Edmund Ashfield (1576 – ca. 1620) was an English Catholic from Tattenhoe in Buckinghamshire. He was educated at St Mary Hall, Oxford. In 1599 he travelled to Edinburgh to meet James VI of Scotland. The resident English diplomat organised his kidnap and rendition apparently in the belief that Ashfield was an agent of James VI and working to further his succession to the English throne. In 1606, Ashfield was involved in the rebuilding of Ashridge Priory for Sir Thomas Egerton. In 1612, the author Henry Peacham dedicated his Graphice, or the Auncient Arte of Drawing and Limning to Ashfield, by then Deputy-Lieutenant of Buckinghamshire. An aunt or cousin Cecily Ashfield was married to the Lord Chancellor Sir John Fortescue of Salden. Edmund's uncle Thomas Ashfield was a bailiff for the Earl of Oxford in 1571, and Edmund was Thomas's heir in 1609.
Edmund Ashfield wrote to James VI offering the advice that he ought to publish books setting forth his claim to the succession to Elizabeth I of England, and showing how he could gain support and rule. This approach was in response to the Jesuit position on the succession, set out in the pseudonymous succession tract by "R. Doleman". It was therefore in the period 1594–8.
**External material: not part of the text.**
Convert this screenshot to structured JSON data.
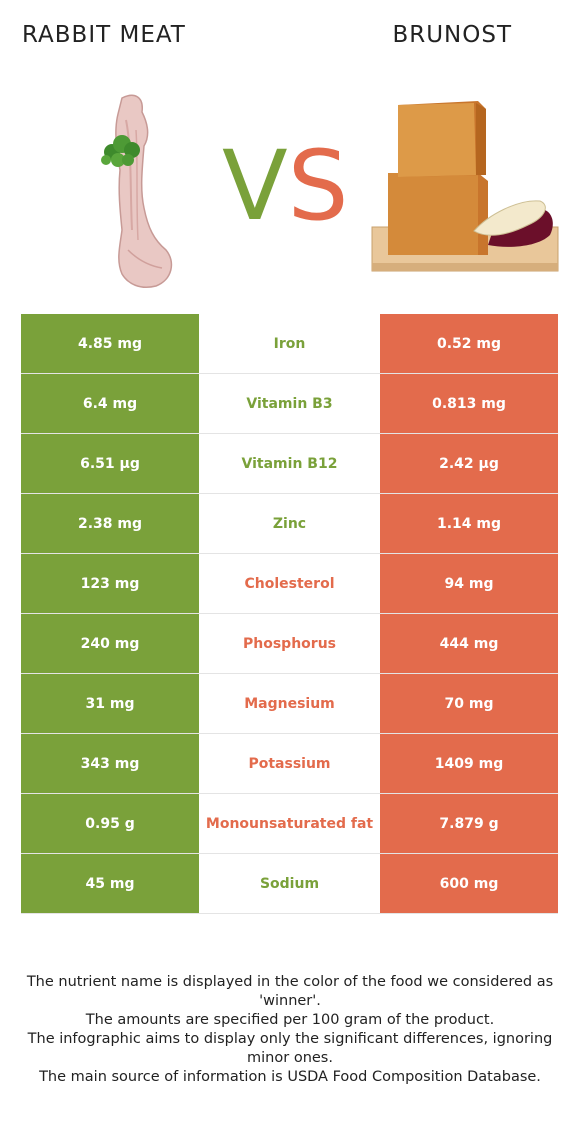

Ashfield obtained a pass to enter Scotland from Peregrine Bertie, Baron Willoughby, Governor of Berwick upon Tweed and was helped in Scotland by Robert Ker of Cessford. Ashfield spoke to James VI twice, in Edinburgh and during the King's hunting at Colinton. An agent of the Earl of Essex, Thomas Weyman, later wrote that Ashfield had discussed the possibility of James becoming King of England over dinner with some noblemen. The Earl of Cassilis joked; "Truly the Englishmen are good husbandmen, and have so well manured the grounds their grounds that we shall find a goodly and pleasant dwelling there when we come." Weyman thought that Ashfield's activities would turn James against the Earl of Essex.